Après la grâce de Noël 1886, Thérèse, qui a maintenant quatorze ans, s’ouvre davantage à la vie… « je fus prise d’un désir extrême de savoir … » elle reconnaît « avoir passé là un temps inutile » quoique « je n’y employais qu’un certain nombre d’heures que je ne voulais pas dépasser afin de mortifier mon désir trop vif de savoir… », et elle ajoute : « J’étais à l’âge le plus dangereux pour les jeunes filles » mais Jésus veillait sur celle avec qui il voulait faire alliance (Ms A 46 v° - 47 r°). Quelques pages plus loin, elle évoque un certain « Idéal du bonheur sur cette terre »… c’est peu de temps avant qu’elle fasse sa demande d’entrer au Carmel à son père. Il y a une grande intimité d’âme entre elle et sa sœur Céline et elle écrit : « depuis peu de mois nous jouissions ensemble de la vie la plus douce que des jeunes filles puissent rêver ; tout, autour de nous, répondait à nos goûts, la liberté la plus grande nous était donnée, enfin je disais que notre vie était sur la terre l’Idéal du bonheur… A peine avions-nous eu le temps de goûter cet idéal du bonheur, qu’il fallait s’en détourner librement » car il fallait pour Thérèse répondre à l’appel du Seigneur (Ms A 49 v°).
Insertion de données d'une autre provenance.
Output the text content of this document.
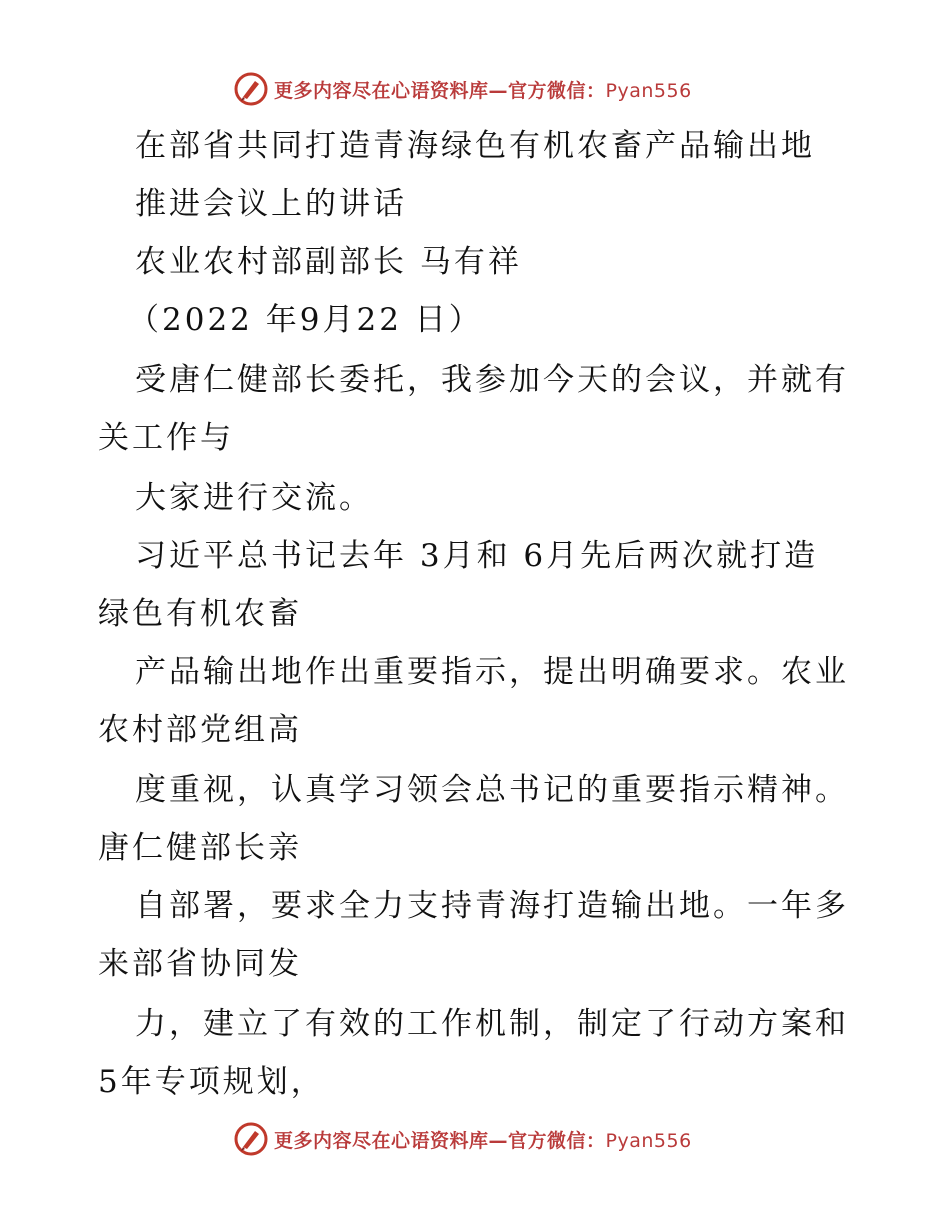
更多内容尽在心语资料库—官方微信：Pyan556
在部省共同打造青海绿色有机农畜产品输出地
推进会议上的讲话
农业农村部副部长 马有祥
（2022 年9月22 日）
受唐仁健部长委托，我参加今天的会议，并就有
关工作与
大家进行交流。
习近平总书记去年 3月和 6月先后两次就打造
绿色有机农畜
产品输出地作出重要指示，提出明确要求。农业
农村部党组高
度重视，认真学习领会总书记的重要指示精神。
唐仁健部长亲
自部署，要求全力支持青海打造输出地。一年多
来部省协同发
力，建立了有效的工作机制，制定了行动方案和
5年专项规划，
更多内容尽在心语资料库—官方微信：Pyan556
Ce qu’il faut noter c’est le rapport constant qu’il y a déjà pour Thérèse entre liberté et amour. Goûter aux charmes de la vie, aimer la lecture, apprécier une expérience de bonheur n’a rien de mauvais en soi bien sûr. Mais l’amour a ses exigences et quand il s’agit pour elle de répondre aux avances de Dieu, il y a aussi des choix à faire pour que rien ne vienne entraver la liberté nécessaire du cœur. Oui, devenir libre pour aimer. Et nous aurons l’occasion de voir d’une manière plus précise et dans des événements plus importants, plus lourds aussi de conséquences que Thérèse aura à vivre aussi bien dans le monde que dans sa vie de carmélite, ce que fut son chemin de libération.

Notons simplement pour conclure qu’une fois au Carmel, Thérèse, dans le développement de son alliance d’amour avec Jésus, va accéder à une entière liberté. Sa passion de la vérité, l’engagement dans « la petite voie » de l’humilité, de la pauvreté, de la confiance et du don inconditionnel d’elle-même la feront atteindre à l’accomplissement parfait de sa personne dans la sainteté, c’est-à-dire, dans l’amour. Thérèse a compris que la liberté essentielle c’est de permettre à Dieu d’être libre en l’homme pour le faire participer à sa suprême Liberté, celle de son Amour. Elle confiera quelques semaines avant sa mort, au mois de juin 1897 : « Depuis longtemps, je ne m’appartiens plus, je suis livrée totalement à Jésus. Il est donc libre de faire de moi ce qui lui plaira » (Ms C 10 v°).